Chi visiterà il “bunkerino” di Giovanni Falcone al Palazzo di Giustizia di Palermo non troverà più Giovanni Paparcuri. Sopravvissuto alla strage di Rocco Chinnici e diventato poi lo storico consulente informatico del pool antimafia, Paparcuri è stato l’anima del museo Falcone Borsellino realizzato sei anni fa dall’Anm di Palermo nell’ufficio del Tribunale, al piano ammezzato, in cui lavorarono i due magistrati.
“In questo luogo ci ho vissuto per 42 anni”, scrive Giovanni Paparcuri in un post su Facebook con il quale annuncia il suo addio al bunkerino: “Ho conosciuto straordinarie persone, ho rischiato di morire, ho ripreso mettendo da parte le tante delusioni che ho dovuto ingoiare. E mai ho detto non mi sembra l’ora che me ne vado in pensione. Il mio sogno – prosegue – era che da morto o poco prima di morire mi avrebbero portato lì per un ultimo saluto. Ma alla luce delle ultime vicende devo confessare che adesso lo odio e non ne voglio più sentire parlare. Era e rimarrà per sempre il palazzo dei veleni…”.
Paparcuri non è solo il fondamentale collaboratore dei due giudici e colui il quale “inventò” l’informatizzazione del maxiprocesso (all’epoca rivoluzionaria) che ha permesso a Falcone e Borsellino di poter accedere all’incredibile mole di documenti grazie a un pc. E’ anche la memoria storia di quegli anni. Giovanni Paparcuri è anche una delle voci protagoniste del podcast Mattanza di Giuseppe Pipitone. E’ lui a raccontare aneddoti e vicende degli anni più difficili per Palermo e la Sicilia: dalle lacrime di Giovanni Falcone al ritrovamento, proprio nel bunkerino, di un appunto del magistrato con il nome di Berlusconi.
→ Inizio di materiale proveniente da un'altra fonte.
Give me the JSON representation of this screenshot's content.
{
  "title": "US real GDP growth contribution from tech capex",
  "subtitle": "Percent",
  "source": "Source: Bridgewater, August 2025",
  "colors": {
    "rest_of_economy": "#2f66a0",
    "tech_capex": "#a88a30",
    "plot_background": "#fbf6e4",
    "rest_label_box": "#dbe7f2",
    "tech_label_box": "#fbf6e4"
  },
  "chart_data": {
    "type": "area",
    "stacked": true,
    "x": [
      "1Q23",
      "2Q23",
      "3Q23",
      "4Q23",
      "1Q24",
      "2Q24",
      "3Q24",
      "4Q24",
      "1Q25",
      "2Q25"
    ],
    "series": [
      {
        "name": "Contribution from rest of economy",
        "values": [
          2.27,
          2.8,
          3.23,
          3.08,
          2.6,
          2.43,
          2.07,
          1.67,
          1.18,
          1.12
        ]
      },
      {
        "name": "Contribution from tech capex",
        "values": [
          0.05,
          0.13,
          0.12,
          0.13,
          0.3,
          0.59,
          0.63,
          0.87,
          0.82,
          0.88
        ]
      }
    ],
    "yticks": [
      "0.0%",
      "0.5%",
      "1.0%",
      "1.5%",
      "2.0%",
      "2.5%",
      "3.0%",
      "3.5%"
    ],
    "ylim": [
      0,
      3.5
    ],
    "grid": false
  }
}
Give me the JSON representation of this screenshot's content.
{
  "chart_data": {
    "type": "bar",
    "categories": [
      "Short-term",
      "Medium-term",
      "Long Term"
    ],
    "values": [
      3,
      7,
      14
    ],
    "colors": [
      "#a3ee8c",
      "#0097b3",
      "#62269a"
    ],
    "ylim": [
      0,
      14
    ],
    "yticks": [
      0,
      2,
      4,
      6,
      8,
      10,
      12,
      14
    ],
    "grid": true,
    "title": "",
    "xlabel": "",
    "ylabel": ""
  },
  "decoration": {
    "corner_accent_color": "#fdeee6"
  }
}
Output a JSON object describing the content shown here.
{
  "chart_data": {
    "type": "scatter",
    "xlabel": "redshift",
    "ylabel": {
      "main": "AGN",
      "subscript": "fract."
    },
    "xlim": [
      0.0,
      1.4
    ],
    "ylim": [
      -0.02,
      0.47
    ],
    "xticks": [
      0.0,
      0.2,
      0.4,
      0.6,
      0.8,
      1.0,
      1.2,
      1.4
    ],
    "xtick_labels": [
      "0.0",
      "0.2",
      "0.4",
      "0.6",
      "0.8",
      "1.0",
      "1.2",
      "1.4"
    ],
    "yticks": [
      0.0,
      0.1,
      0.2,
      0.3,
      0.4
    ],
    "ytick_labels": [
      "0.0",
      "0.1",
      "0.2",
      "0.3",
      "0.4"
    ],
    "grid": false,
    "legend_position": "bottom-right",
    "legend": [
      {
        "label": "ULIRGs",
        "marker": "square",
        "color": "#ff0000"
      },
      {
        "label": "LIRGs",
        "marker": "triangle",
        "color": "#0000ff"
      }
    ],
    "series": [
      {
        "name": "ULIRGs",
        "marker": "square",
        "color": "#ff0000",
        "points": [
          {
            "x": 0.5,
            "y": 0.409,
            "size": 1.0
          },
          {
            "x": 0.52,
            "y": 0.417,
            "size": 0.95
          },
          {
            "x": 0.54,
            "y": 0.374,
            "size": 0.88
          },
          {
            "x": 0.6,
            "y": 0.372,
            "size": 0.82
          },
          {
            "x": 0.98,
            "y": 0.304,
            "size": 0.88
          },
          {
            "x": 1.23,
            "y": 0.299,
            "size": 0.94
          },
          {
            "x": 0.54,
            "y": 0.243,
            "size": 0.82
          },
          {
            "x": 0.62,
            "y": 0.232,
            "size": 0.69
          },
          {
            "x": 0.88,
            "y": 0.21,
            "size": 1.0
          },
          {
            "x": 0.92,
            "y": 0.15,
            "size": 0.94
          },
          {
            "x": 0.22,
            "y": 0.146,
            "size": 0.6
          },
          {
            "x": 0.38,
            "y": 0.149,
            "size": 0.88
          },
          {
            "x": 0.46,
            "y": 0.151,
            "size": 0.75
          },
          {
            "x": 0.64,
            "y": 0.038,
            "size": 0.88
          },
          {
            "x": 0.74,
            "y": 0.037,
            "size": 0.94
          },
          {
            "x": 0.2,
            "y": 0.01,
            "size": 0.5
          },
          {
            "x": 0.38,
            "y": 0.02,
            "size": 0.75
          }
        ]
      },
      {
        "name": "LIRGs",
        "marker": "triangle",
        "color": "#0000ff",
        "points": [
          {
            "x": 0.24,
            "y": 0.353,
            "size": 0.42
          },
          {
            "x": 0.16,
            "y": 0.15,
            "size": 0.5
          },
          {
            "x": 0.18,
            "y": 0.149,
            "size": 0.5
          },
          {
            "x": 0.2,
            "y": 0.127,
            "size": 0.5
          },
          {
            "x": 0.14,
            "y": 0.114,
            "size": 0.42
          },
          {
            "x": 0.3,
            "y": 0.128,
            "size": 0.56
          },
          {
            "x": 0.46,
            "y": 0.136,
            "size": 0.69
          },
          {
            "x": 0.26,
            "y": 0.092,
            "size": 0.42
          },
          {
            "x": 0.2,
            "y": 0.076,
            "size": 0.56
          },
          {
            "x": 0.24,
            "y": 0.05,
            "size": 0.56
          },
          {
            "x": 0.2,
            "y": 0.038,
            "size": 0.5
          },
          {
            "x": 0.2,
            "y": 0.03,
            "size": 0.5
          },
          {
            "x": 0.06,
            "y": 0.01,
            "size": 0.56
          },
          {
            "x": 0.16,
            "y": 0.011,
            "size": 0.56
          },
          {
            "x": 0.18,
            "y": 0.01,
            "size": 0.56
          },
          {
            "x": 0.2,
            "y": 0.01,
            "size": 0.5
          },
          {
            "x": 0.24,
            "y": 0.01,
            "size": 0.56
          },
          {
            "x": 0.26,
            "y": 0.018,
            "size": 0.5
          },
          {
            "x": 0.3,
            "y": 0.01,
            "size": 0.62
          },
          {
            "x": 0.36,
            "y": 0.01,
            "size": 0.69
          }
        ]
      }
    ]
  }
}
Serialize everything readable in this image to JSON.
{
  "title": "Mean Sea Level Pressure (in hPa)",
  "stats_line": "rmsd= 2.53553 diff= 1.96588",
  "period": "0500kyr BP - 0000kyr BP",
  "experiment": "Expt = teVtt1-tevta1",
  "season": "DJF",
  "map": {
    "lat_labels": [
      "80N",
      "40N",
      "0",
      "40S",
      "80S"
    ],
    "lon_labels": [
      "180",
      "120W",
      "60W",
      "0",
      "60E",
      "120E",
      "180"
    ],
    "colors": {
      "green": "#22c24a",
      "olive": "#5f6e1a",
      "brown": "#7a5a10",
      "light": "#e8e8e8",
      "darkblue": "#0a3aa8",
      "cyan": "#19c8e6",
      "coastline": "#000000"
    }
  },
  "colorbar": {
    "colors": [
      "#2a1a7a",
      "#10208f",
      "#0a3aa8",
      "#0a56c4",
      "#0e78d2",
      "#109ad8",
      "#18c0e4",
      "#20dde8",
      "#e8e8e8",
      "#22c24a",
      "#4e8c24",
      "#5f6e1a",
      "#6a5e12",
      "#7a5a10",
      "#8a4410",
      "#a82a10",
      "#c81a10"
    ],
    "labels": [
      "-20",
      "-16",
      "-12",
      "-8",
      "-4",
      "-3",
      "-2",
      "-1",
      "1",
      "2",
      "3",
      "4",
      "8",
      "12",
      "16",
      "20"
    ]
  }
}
“Scrivo perché ho il dovere morale di spiegare alle tante persone che in questi giorni sono venute al bunkerino e deluse non mi hanno trovato, il motivo per il quale non ci vado più. Scrivo perché non posso lasciare agli altri di giustificare la mia assenza. Scrivo perché i messaggi che mi arrivano sono dello stesso tenore come quello che condivido. Signori grazie dei messaggi, ma voi non dovete venire per me, ma per loro. Io non ci sarò più, ma ci tengo a precisare che non è una resa, mi costa parecchio abbandonare, ma ribadisco che non è una resa, ma devo farlo, perché sono stanco”, aggiunge Paparcuri nel suo post su Facebook. “Sono stanco di chiedere continuamente scusa, sono stanco di leggere certe cose, stanco della tanta ipocrisia e della falsa solidarietà, stanco di difendermi, stanco delle invidie, stanco dei sospetti, stanco delle lamentele, stanco di raccontare, stanco di tutto, comunque è da parecchio che ci penso”, scrive Paparcuri. Sul perché della sua scelta, rispondendo ai commenti sottolinea che “non è da oggi che esistono svariati problemi, ma per amore di quei giudici sono tornato sempre sui miei passi, per ultimo l’ho fatto presente il 24 maggio (per una vicenda che racconterò in seguito), ed è da quel giorno che aspetto quanto meno una convocazione, per un chiarimento e per definire una volta per tutte i ruoli, ma anche per sentirmi dire ‘Giovanni hai rotto il cazzo, invece nulla’. Ho aspettato inutilmente, solo silenzio, e il silenzio dice più di mille parole”.
“Mi dispiace moltissimo che Giovanni Paparcuri abbia deciso di lasciare il bunkerino. Spero che ci ripensi e che non si tratti di una decisione definitiva”, ha commentato all’Adnkronos il presidente del Tribunale di Palermo Antonio Balsamo. “Vorrei invitarlo con tutto il cuore a riprendere la sua attività – dice ancora Balsamo- anche perché Paparcuri e l’allora Presidente della Corte d’appello Gioacchino Natoli hanno avuto una idea veramente straordinaria. Di tramandare alle giovani generazioni una parte importante del patrimonio ideale di questa città che è un fondamento della nostra identità collettiva“.